Dunedin artist and motivational speaker Julie Woods, aka That Blind Woman, will join Richard Benge, Executive Director, Arts Access Aotearoa in Parliament on Tuesday, 4 July to present the Arts Access Awards 2017.
“It’s essential that disabled people can work, be seen, heard and valued the same as anybody if we want to live in an inclusive society,” Richard says. “I’m delighted to present the Arts Access Awards with Julie, who is blind. Julie’s script will be in braille and we’ll have some rehearsals beforehand to make sure our cues are correct.
“Last year’s awards highlighted the deaf community and New Zealand Sign Language. This year, we’re acknowledging the contribution of people in the blindness community.”
Julie is an enthusiastic advocate of people having access to the arts. As an ambassador for the Blind Foundation and a founding member of Arts Access Aotearoa’s Art for All Otago Network, she works with regional institutions to improve access to arts and culture for disabled people.
“Art is a powerful way to have a voice,” Julie says. “It’s vital that we ensure everyone has access to resources so they can enjoy and create it.”
Determined not to let her blindness get in her way, Julie has a daunting list of achievements. She has published an autobiographical self-help book, How to Make A Silver Lining; walked nine half-marathons; visited 50 countries in 50 years; and refereed three naked rugby games.
In 2013, her show 50 Shades of Braille featured in the Dunedin Fringe. It used an edible braille montage to spell out a sentence from the novel 50 Shades of Grey to demystify the sexuality of blind people.
In addition to art, travel and writing, Julie also holds demonstrations of her “Cooking Without Looking” skills for dieticians, business associations and peer support organisations.
In keeping with this year’s focus on the blindness community, a finalist in the Arts Access Artistic Achievement Award, Mark Wilson, will entertain guests during the reception in the Grand Hall of Parliament.
Mark Wilson, a singer, composer and pianist from Queenstown, is blind. He learned to play the piano as a child by ear in the supportive musical environment of Homai College. A friend later persuaded him to apply to The University of Auckland to study performance, where he became the first braille reading musician to gain a Performance BA (Mus) degree in classical music.

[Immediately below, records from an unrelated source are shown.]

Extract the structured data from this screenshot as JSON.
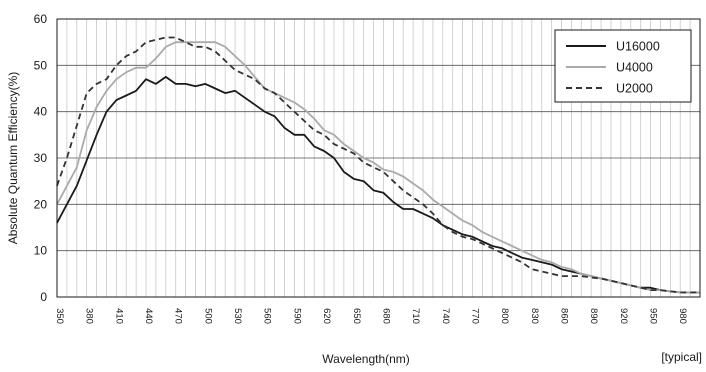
{
  "chart_data": {
    "type": "line",
    "title": "",
    "xlabel": "Wavelength(nm)",
    "ylabel": "Absolute Quantum Efficiency(%)",
    "footnote": "[typical]",
    "xlim": [
      350,
      1000
    ],
    "ylim": [
      0,
      60
    ],
    "x_ticks": [
      350,
      380,
      410,
      440,
      470,
      500,
      530,
      560,
      590,
      620,
      650,
      680,
      710,
      740,
      770,
      800,
      830,
      860,
      890,
      920,
      950,
      980
    ],
    "y_ticks": [
      0,
      10,
      20,
      30,
      40,
      50,
      60
    ],
    "grid": true,
    "legend_position": "top-right",
    "series": [
      {
        "name": "U16000",
        "color": "#1a1a1a",
        "dash": "solid",
        "points": [
          [
            350,
            16
          ],
          [
            360,
            20
          ],
          [
            370,
            24
          ],
          [
            380,
            29.5
          ],
          [
            390,
            35
          ],
          [
            400,
            40
          ],
          [
            410,
            42.5
          ],
          [
            420,
            43.5
          ],
          [
            430,
            44.5
          ],
          [
            440,
            47
          ],
          [
            450,
            46
          ],
          [
            460,
            47.5
          ],
          [
            470,
            46
          ],
          [
            480,
            46
          ],
          [
            490,
            45.5
          ],
          [
            500,
            46
          ],
          [
            510,
            45
          ],
          [
            520,
            44
          ],
          [
            530,
            44.5
          ],
          [
            540,
            43
          ],
          [
            550,
            41.5
          ],
          [
            560,
            40
          ],
          [
            570,
            39
          ],
          [
            580,
            36.5
          ],
          [
            590,
            35
          ],
          [
            600,
            35
          ],
          [
            610,
            32.5
          ],
          [
            620,
            31.5
          ],
          [
            630,
            30
          ],
          [
            640,
            27
          ],
          [
            650,
            25.5
          ],
          [
            660,
            25
          ],
          [
            670,
            23
          ],
          [
            680,
            22.5
          ],
          [
            690,
            20.5
          ],
          [
            700,
            19
          ],
          [
            710,
            19
          ],
          [
            720,
            18
          ],
          [
            730,
            17
          ],
          [
            740,
            15.5
          ],
          [
            750,
            14.5
          ],
          [
            760,
            13.5
          ],
          [
            770,
            13
          ],
          [
            780,
            12
          ],
          [
            790,
            11
          ],
          [
            800,
            10.5
          ],
          [
            810,
            9.5
          ],
          [
            820,
            8.5
          ],
          [
            830,
            8
          ],
          [
            840,
            7.5
          ],
          [
            850,
            7
          ],
          [
            860,
            6
          ],
          [
            870,
            5.5
          ],
          [
            880,
            5
          ],
          [
            890,
            4.5
          ],
          [
            900,
            4
          ],
          [
            910,
            3.5
          ],
          [
            920,
            3
          ],
          [
            930,
            2.5
          ],
          [
            940,
            2
          ],
          [
            950,
            2
          ],
          [
            960,
            1.5
          ],
          [
            970,
            1.2
          ],
          [
            980,
            1
          ],
          [
            990,
            1
          ],
          [
            1000,
            1
          ]
        ]
      },
      {
        "name": "U4000",
        "color": "#aaaaaa",
        "dash": "solid",
        "points": [
          [
            350,
            20
          ],
          [
            360,
            24
          ],
          [
            370,
            28
          ],
          [
            380,
            36
          ],
          [
            390,
            41
          ],
          [
            400,
            44.5
          ],
          [
            410,
            47
          ],
          [
            420,
            48.5
          ],
          [
            430,
            49.5
          ],
          [
            440,
            49.5
          ],
          [
            450,
            51.5
          ],
          [
            460,
            54
          ],
          [
            470,
            55
          ],
          [
            480,
            55
          ],
          [
            490,
            55
          ],
          [
            500,
            55
          ],
          [
            510,
            55
          ],
          [
            520,
            54
          ],
          [
            530,
            52
          ],
          [
            540,
            50
          ],
          [
            550,
            47.5
          ],
          [
            560,
            45
          ],
          [
            570,
            44
          ],
          [
            580,
            43
          ],
          [
            590,
            42
          ],
          [
            600,
            40.5
          ],
          [
            610,
            38.5
          ],
          [
            620,
            36
          ],
          [
            630,
            35
          ],
          [
            640,
            33
          ],
          [
            650,
            31.5
          ],
          [
            660,
            30
          ],
          [
            670,
            29
          ],
          [
            680,
            27.5
          ],
          [
            690,
            27
          ],
          [
            700,
            26
          ],
          [
            710,
            24.5
          ],
          [
            720,
            23
          ],
          [
            730,
            21
          ],
          [
            740,
            19.5
          ],
          [
            750,
            18
          ],
          [
            760,
            16.5
          ],
          [
            770,
            15.5
          ],
          [
            780,
            14
          ],
          [
            790,
            13
          ],
          [
            800,
            12
          ],
          [
            810,
            11
          ],
          [
            820,
            10
          ],
          [
            830,
            9
          ],
          [
            840,
            8
          ],
          [
            850,
            7.5
          ],
          [
            860,
            6.5
          ],
          [
            870,
            6
          ],
          [
            880,
            5
          ],
          [
            890,
            4.5
          ],
          [
            900,
            4
          ],
          [
            910,
            3.5
          ],
          [
            920,
            3
          ],
          [
            930,
            2.5
          ],
          [
            940,
            2
          ],
          [
            950,
            1.5
          ],
          [
            960,
            1.5
          ],
          [
            970,
            1.2
          ],
          [
            980,
            1
          ],
          [
            990,
            1
          ],
          [
            1000,
            1
          ]
        ]
      },
      {
        "name": "U2000",
        "color": "#333333",
        "dash": "dashed",
        "points": [
          [
            350,
            24
          ],
          [
            360,
            30
          ],
          [
            370,
            37
          ],
          [
            380,
            44
          ],
          [
            390,
            46
          ],
          [
            400,
            47
          ],
          [
            410,
            50
          ],
          [
            420,
            52
          ],
          [
            430,
            53
          ],
          [
            440,
            55
          ],
          [
            450,
            55.5
          ],
          [
            460,
            56
          ],
          [
            470,
            56
          ],
          [
            480,
            55
          ],
          [
            490,
            54
          ],
          [
            500,
            54
          ],
          [
            510,
            53
          ],
          [
            520,
            51
          ],
          [
            530,
            49
          ],
          [
            540,
            48
          ],
          [
            550,
            47
          ],
          [
            560,
            45
          ],
          [
            570,
            44
          ],
          [
            580,
            42
          ],
          [
            590,
            40
          ],
          [
            600,
            38
          ],
          [
            610,
            36
          ],
          [
            620,
            35
          ],
          [
            630,
            33
          ],
          [
            640,
            32
          ],
          [
            650,
            31
          ],
          [
            660,
            29
          ],
          [
            670,
            28
          ],
          [
            680,
            27
          ],
          [
            690,
            25
          ],
          [
            700,
            23
          ],
          [
            710,
            21.5
          ],
          [
            720,
            20
          ],
          [
            730,
            18
          ],
          [
            740,
            15.5
          ],
          [
            750,
            14
          ],
          [
            760,
            13
          ],
          [
            770,
            12.5
          ],
          [
            780,
            11.5
          ],
          [
            790,
            10.5
          ],
          [
            800,
            9.5
          ],
          [
            810,
            8.5
          ],
          [
            820,
            7.5
          ],
          [
            830,
            6
          ],
          [
            840,
            5.5
          ],
          [
            850,
            5
          ],
          [
            860,
            4.5
          ],
          [
            870,
            4.5
          ],
          [
            880,
            4.5
          ],
          [
            890,
            4.2
          ],
          [
            900,
            4
          ],
          [
            910,
            3.5
          ],
          [
            920,
            3
          ],
          [
            930,
            2.5
          ],
          [
            940,
            2
          ],
          [
            950,
            1.5
          ],
          [
            960,
            1.5
          ],
          [
            970,
            1.2
          ],
          [
            980,
            1
          ],
          [
            990,
            1
          ],
          [
            1000,
            1
          ]
        ]
      }
    ]
  }
}
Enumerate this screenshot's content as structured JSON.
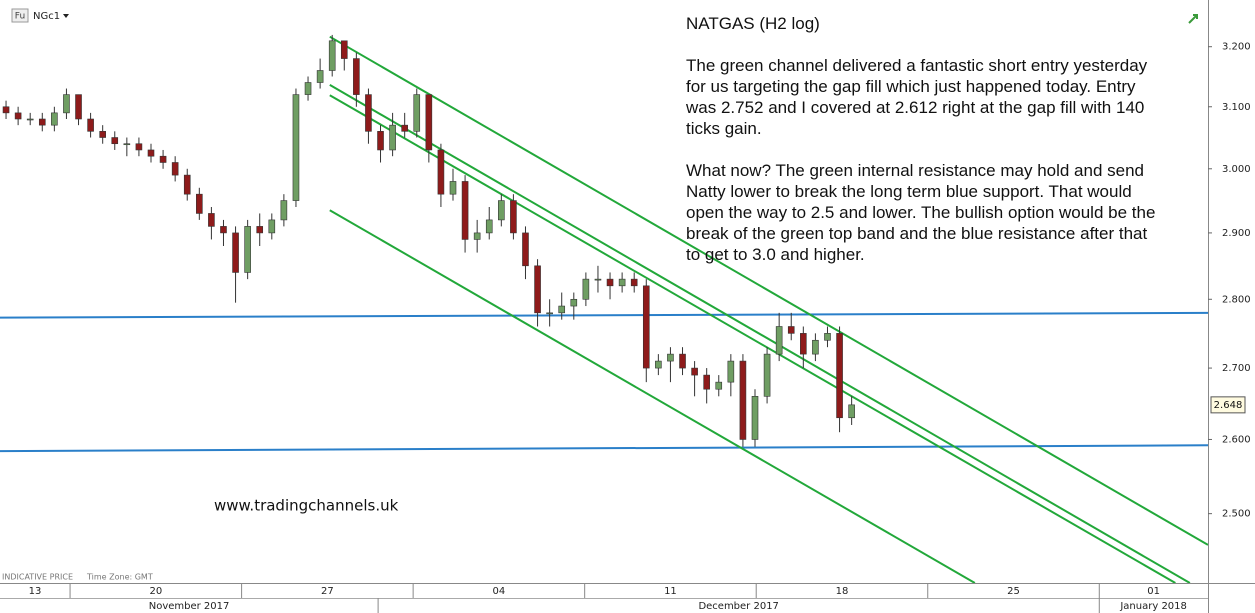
{
  "header": {
    "badge": "Fu",
    "symbol": "NGc1"
  },
  "footer": {
    "price_note": "INDICATIVE PRICE",
    "time_zone": "Time Zone: GMT"
  },
  "watermark": "www.tradingchannels.uk",
  "chart_data": {
    "type": "candlestick",
    "title": "NATGAS (H2 log)",
    "text": [
      [
        "The green channel delivered a fantastic short entry yesterday",
        "for us targeting the gap fill which just happened today. Entry",
        "was 2.752 and I covered at 2.612 right at the gap fill with 140",
        "ticks gain."
      ],
      [
        "What now? The green internal resistance may hold and send",
        "Natty lower to break the long term blue support. That would",
        "open the way to 2.5 and lower. The bullish option would be the",
        "break of the green top band and the blue resistance after that",
        "to get to 3.0 and higher."
      ]
    ],
    "log_scale": true,
    "ylim": [
      2.41,
      3.28
    ],
    "yticks": [
      {
        "value": 2.5,
        "label": "2.500"
      },
      {
        "value": 2.6,
        "label": "2.600"
      },
      {
        "value": 2.7,
        "label": "2.700"
      },
      {
        "value": 2.8,
        "label": "2.800"
      },
      {
        "value": 2.9,
        "label": "2.900"
      },
      {
        "value": 3.0,
        "label": "3.000"
      },
      {
        "value": 3.1,
        "label": "3.100"
      },
      {
        "value": 3.2,
        "label": "3.200"
      }
    ],
    "xlim": [
      0,
      100
    ],
    "xticks": [
      {
        "value": -8.4,
        "label": "13"
      },
      {
        "value": 5.8,
        "label": "20"
      },
      {
        "value": 20,
        "label": "27"
      },
      {
        "value": 34.2,
        "label": "04"
      },
      {
        "value": 48.4,
        "label": "11"
      },
      {
        "value": 62.6,
        "label": "18"
      },
      {
        "value": 76.8,
        "label": "25"
      },
      {
        "value": 91,
        "label": "01"
      }
    ],
    "periods": [
      {
        "label": "November 2017",
        "start": 0,
        "end": 31.3
      },
      {
        "label": "December 2017",
        "start": 31.3,
        "end": 91
      },
      {
        "label": "January 2018",
        "start": 91,
        "end": 100
      }
    ],
    "up_color": "#6f9e63",
    "down_color": "#8e1b1b",
    "candles": {
      "open": [
        3.1,
        3.09,
        3.08,
        3.08,
        3.07,
        3.09,
        3.12,
        3.08,
        3.06,
        3.05,
        3.04,
        3.04,
        3.03,
        3.02,
        3.01,
        2.99,
        2.96,
        2.93,
        2.91,
        2.9,
        2.84,
        2.91,
        2.9,
        2.92,
        2.95,
        3.12,
        3.14,
        3.16,
        3.21,
        3.18,
        3.12,
        3.06,
        3.03,
        3.07,
        3.06,
        3.12,
        3.03,
        2.96,
        2.98,
        2.89,
        2.9,
        2.92,
        2.95,
        2.9,
        2.85,
        2.78,
        2.78,
        2.79,
        2.8,
        2.83,
        2.83,
        2.82,
        2.83,
        2.82,
        2.7,
        2.71,
        2.72,
        2.7,
        2.69,
        2.67,
        2.68,
        2.71,
        2.6,
        2.66,
        2.72,
        2.76,
        2.75,
        2.72,
        2.74,
        2.75,
        2.63
      ],
      "high": [
        3.11,
        3.1,
        3.09,
        3.09,
        3.1,
        3.13,
        3.12,
        3.09,
        3.07,
        3.06,
        3.05,
        3.05,
        3.04,
        3.03,
        3.02,
        3.0,
        2.97,
        2.94,
        2.92,
        2.91,
        2.92,
        2.93,
        2.93,
        2.96,
        3.13,
        3.15,
        3.18,
        3.22,
        3.21,
        3.19,
        3.13,
        3.07,
        3.09,
        3.09,
        3.13,
        3.12,
        3.04,
        3.0,
        2.99,
        2.92,
        2.94,
        2.96,
        2.96,
        2.91,
        2.86,
        2.8,
        2.81,
        2.81,
        2.84,
        2.85,
        2.84,
        2.84,
        2.84,
        2.83,
        2.72,
        2.73,
        2.73,
        2.71,
        2.7,
        2.69,
        2.72,
        2.72,
        2.67,
        2.73,
        2.78,
        2.78,
        2.76,
        2.75,
        2.76,
        2.76,
        2.66
      ],
      "low": [
        3.08,
        3.07,
        3.07,
        3.06,
        3.06,
        3.08,
        3.07,
        3.05,
        3.04,
        3.03,
        3.02,
        3.02,
        3.01,
        3.0,
        2.98,
        2.95,
        2.92,
        2.89,
        2.88,
        2.795,
        2.83,
        2.88,
        2.89,
        2.91,
        2.94,
        3.11,
        3.13,
        3.15,
        3.16,
        3.1,
        3.04,
        3.01,
        3.02,
        3.05,
        3.05,
        3.01,
        2.94,
        2.95,
        2.87,
        2.87,
        2.89,
        2.91,
        2.89,
        2.83,
        2.76,
        2.76,
        2.77,
        2.77,
        2.79,
        2.81,
        2.8,
        2.81,
        2.81,
        2.68,
        2.69,
        2.68,
        2.69,
        2.66,
        2.65,
        2.66,
        2.66,
        2.59,
        2.59,
        2.65,
        2.71,
        2.74,
        2.7,
        2.71,
        2.73,
        2.61,
        2.62
      ],
      "close": [
        3.09,
        3.08,
        3.08,
        3.07,
        3.09,
        3.12,
        3.08,
        3.06,
        3.05,
        3.04,
        3.04,
        3.03,
        3.02,
        3.01,
        2.99,
        2.96,
        2.93,
        2.91,
        2.9,
        2.84,
        2.91,
        2.9,
        2.92,
        2.95,
        3.12,
        3.14,
        3.16,
        3.21,
        3.18,
        3.12,
        3.06,
        3.03,
        3.07,
        3.06,
        3.12,
        3.03,
        2.96,
        2.98,
        2.89,
        2.9,
        2.92,
        2.95,
        2.9,
        2.85,
        2.78,
        2.78,
        2.79,
        2.8,
        2.83,
        2.83,
        2.82,
        2.83,
        2.82,
        2.7,
        2.71,
        2.72,
        2.7,
        2.69,
        2.67,
        2.68,
        2.71,
        2.6,
        2.66,
        2.72,
        2.76,
        2.75,
        2.72,
        2.74,
        2.75,
        2.63,
        2.648
      ]
    },
    "trendlines": [
      {
        "color": "#2a7fc9",
        "points": [
          [
            0,
            2.773
          ],
          [
            100,
            2.78
          ]
        ]
      },
      {
        "color": "#2a7fc9",
        "points": [
          [
            0,
            2.584
          ],
          [
            100,
            2.592
          ]
        ]
      },
      {
        "color": "#22a83a",
        "points": [
          [
            27.3,
            3.217
          ],
          [
            100,
            2.459
          ]
        ]
      },
      {
        "color": "#22a83a",
        "points": [
          [
            27.3,
            3.136
          ],
          [
            98.5,
            2.41
          ]
        ]
      },
      {
        "color": "#22a83a",
        "points": [
          [
            27.3,
            3.119
          ],
          [
            97.3,
            2.41
          ]
        ]
      },
      {
        "color": "#22a83a",
        "points": [
          [
            27.3,
            2.935
          ],
          [
            80.7,
            2.41
          ]
        ]
      }
    ]
  }
}
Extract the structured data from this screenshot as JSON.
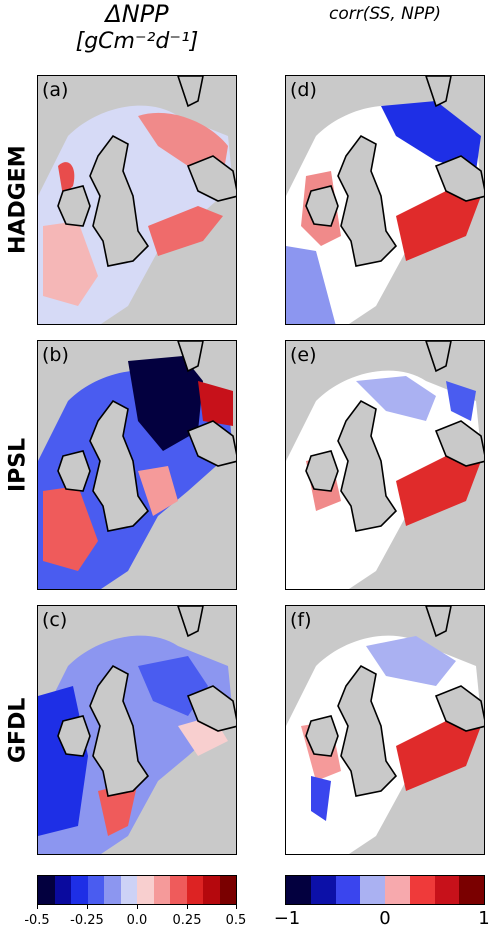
{
  "titles": {
    "left_line1": "ΔNPP",
    "left_line2": "[gCm⁻²d⁻¹]",
    "right": "corr(SS, NPP)"
  },
  "rows": [
    {
      "label": "HADGEM",
      "left_panel": "(a)",
      "right_panel": "(d)"
    },
    {
      "label": "IPSL",
      "left_panel": "(b)",
      "right_panel": "(e)"
    },
    {
      "label": "GFDL",
      "left_panel": "(c)",
      "right_panel": "(f)"
    }
  ],
  "colorbar_left": {
    "colors": [
      "#03003f",
      "#0a0a9e",
      "#1e2fe6",
      "#4a5cf0",
      "#8c96f0",
      "#cdd2f6",
      "#f8cfcf",
      "#f59a9a",
      "#ef5b5b",
      "#dd2323",
      "#b5080d",
      "#7a0000"
    ],
    "ticks": [
      "-0.5",
      "-0.25",
      "0.0",
      "0.25",
      "0.5"
    ]
  },
  "colorbar_right": {
    "colors": [
      "#03003f",
      "#0c10a8",
      "#3a45ee",
      "#aab1f2",
      "#f7a9ad",
      "#ef3a3a",
      "#c7111a",
      "#7a0000"
    ],
    "ticks": [
      "−1",
      "0",
      "1"
    ]
  },
  "colors": {
    "land": "#c9c9c9",
    "coast": "#000000"
  }
}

Today, Mark performs in Central Otago, playing a wide variety of genres. He is an organist for the local church and has published a book of original hymns. He plays jazz and popular music with many local bands, and has performed at jazz festivals up and down the country. He calls his unique solo style “jazzical”, which is a blend of classical music with creative and innovative jazz solos.